A large part of hydrated oceanic lithosphere consists of serpentinites exposed in ophiolites, which constitute reactive chemical and thermal systems and potentially represent an effective sink for CO2. Understanding carbonation mechanisms is almost exclusively based on studies of outcrops, which can limit the interpretation of fossil hydrothermal systems. We present stable and radiogenic carbon data that provide insights into the isotopic trends and fluid evolution of peridotite carbonation in ICDP Oman Drilling Project drill holes BA1B (400 m deep) and BA3A (300 m deep). Geochemical investigations of the carbonates in serpentinites indicate formation in the last 50 kyr, implying a distinctly different phase of alteration than the initial oceanic hydration and serpentinization of the Samail Ophiolite. The oldest carbonates (~31 to over 50 kyr) are localized calcite, dolomite, and aragonite veins, which formed between 26 to 43 degrees Celcius and are related to focused fluid flow. Subsequent pervasive small amounts of dispersed carbonate precipitated in the last 1000 yr. Macroscopic brecciation and veining of the peridotite indicate that carbonation is influenced by tectonic features allowing infiltration of fluids over extended periods of time and at different structural levels such as along fracture planes and micro-fractures and grain boundaries, causing large-scale hydration of the ophiolite. The formation of dispersed carbonate is related to percolating fluids with δ18O lower than modern ground- and meteoric water. We also show that radiocarbon investigations are an essential tool to interpret the carbonation history and that stable oxygen and carbon isotopes alone can result in ambiguous interpretations.
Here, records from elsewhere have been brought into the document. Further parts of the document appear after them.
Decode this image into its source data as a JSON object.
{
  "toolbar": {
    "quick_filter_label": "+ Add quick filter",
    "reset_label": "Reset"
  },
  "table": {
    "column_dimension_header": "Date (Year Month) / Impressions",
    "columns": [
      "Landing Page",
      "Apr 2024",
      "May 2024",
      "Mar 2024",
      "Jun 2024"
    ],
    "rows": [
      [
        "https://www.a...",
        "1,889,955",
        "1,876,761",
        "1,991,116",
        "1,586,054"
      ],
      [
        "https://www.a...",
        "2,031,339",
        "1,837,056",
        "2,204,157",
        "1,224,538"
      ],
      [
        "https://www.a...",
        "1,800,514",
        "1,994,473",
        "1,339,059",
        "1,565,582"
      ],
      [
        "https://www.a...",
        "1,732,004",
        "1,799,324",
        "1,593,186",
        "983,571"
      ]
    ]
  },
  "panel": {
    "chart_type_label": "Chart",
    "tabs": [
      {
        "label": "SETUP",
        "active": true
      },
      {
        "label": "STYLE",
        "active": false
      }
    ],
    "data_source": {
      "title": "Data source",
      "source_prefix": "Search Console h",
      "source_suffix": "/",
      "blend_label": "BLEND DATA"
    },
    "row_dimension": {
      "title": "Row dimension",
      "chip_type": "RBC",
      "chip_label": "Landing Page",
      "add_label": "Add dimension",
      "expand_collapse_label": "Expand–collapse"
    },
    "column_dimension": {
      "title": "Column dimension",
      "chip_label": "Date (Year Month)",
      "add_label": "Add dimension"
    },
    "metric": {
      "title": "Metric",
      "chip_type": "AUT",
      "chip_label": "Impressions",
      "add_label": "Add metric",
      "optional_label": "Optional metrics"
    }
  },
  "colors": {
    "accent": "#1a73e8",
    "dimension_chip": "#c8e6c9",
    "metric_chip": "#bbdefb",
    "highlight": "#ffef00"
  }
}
Petrographic and major element investigations on carbonates from drill cores recovered during IODP Expedition 357 on the Atlantis Massif (AM) provide information on the genesis of carbonate minerals in the oceanic lithosphere. Textural sequences and mineralogical assemblages reveal three distinct types of carbonate occurrences in ultramafic rocks that are controlled by (i) fluid composition and flow, (ii) temperature of the system, and (iii) the presence of mafic intrusions. The first occurrence of carbonate consists of different generations of calcite that formed syn- to post- serpentinization. These calcites formed at temperatures between 30 and 185°C (based on clumped isotopes) and from a fluid influenced by interaction with mafic intrusions. The second occurrence consists of magnesite, dolomite, calcite and aragonite veins that also formed syn- to post serpentinization. These carbonates formed at temperatures between 4 and 188°C and from fluids with highly variable composition and Mg/Ca ratios, but overall high CO2 and moderate SiO2 concentrations. High FeO (3.3 wt%) and MnO (7.3 wt%) contents indicate high temperatures, high water/rock ratios, and low oxygen fugacity for both carbonate assemblages. The third occurrence consists solely of aragonite veins formed at low-temperatures (5°C) within the uplifted serpentinized peridotites. Chemical data suggest that aragonite precipitated from cold seawater, which underwent little exchange with the basement. Combining these observations, we propose a model that places different carbonate occurrences in a conceptual frame involving mafic intrusions in the peridotites and fluid heterogeneities during progressive exhumation and alteration of the AM.

The carbon geochemistry of serpentinized peridotites and gabbroic rocks recovered during IODP Expedition 357 on the Atlantis Massif (AM) was examined to characterize carbon sources and the fate of dissolved organic (DOC) and inorganic carbon (DIC) in seawater during long-lived hydrothermal circulation and serpentinization. Carbon isotopes reveal three stages of carbonate formation, starting at least 38,000 yr ago: (1) Early dispersed carbonate precipitation, with low water/rock ratios and high temperatures (50 to 190°C); (2) carbonate vein formation related to high and focused fluid fluxes still at higher temperatures (30 to 190°C); and (3) seawater circulation leading to cold carbonate precipitation controlled by late, brittle fractures during uplift and unroofing of the oceanic core complex. Our study reveals three main DIC sources in the system: (1) DIC from abiotic hydrothermal degradation of dissolved organic matter; (2) DIC from seawater; and (3) DIC from mantle-derived volatiles. Basement rocks containing dispersed carbonates are characterized by high concentrations (~800 ppm) of total organic carbon (TOC) and 13C-depleted carbonates. We propose that high seawater fluxes in the southern part of the AM likely favour the transport and incorporation of marine dissolved organic carbon in serpentinites and that carbonates record isotopic signals of organic matter decay. Our study indicates that organic carbon accounts for a significant proportion of the total carbon stored in the Atlantis Massif and suggests that serpentinites may be an important sink of DOC from seawater.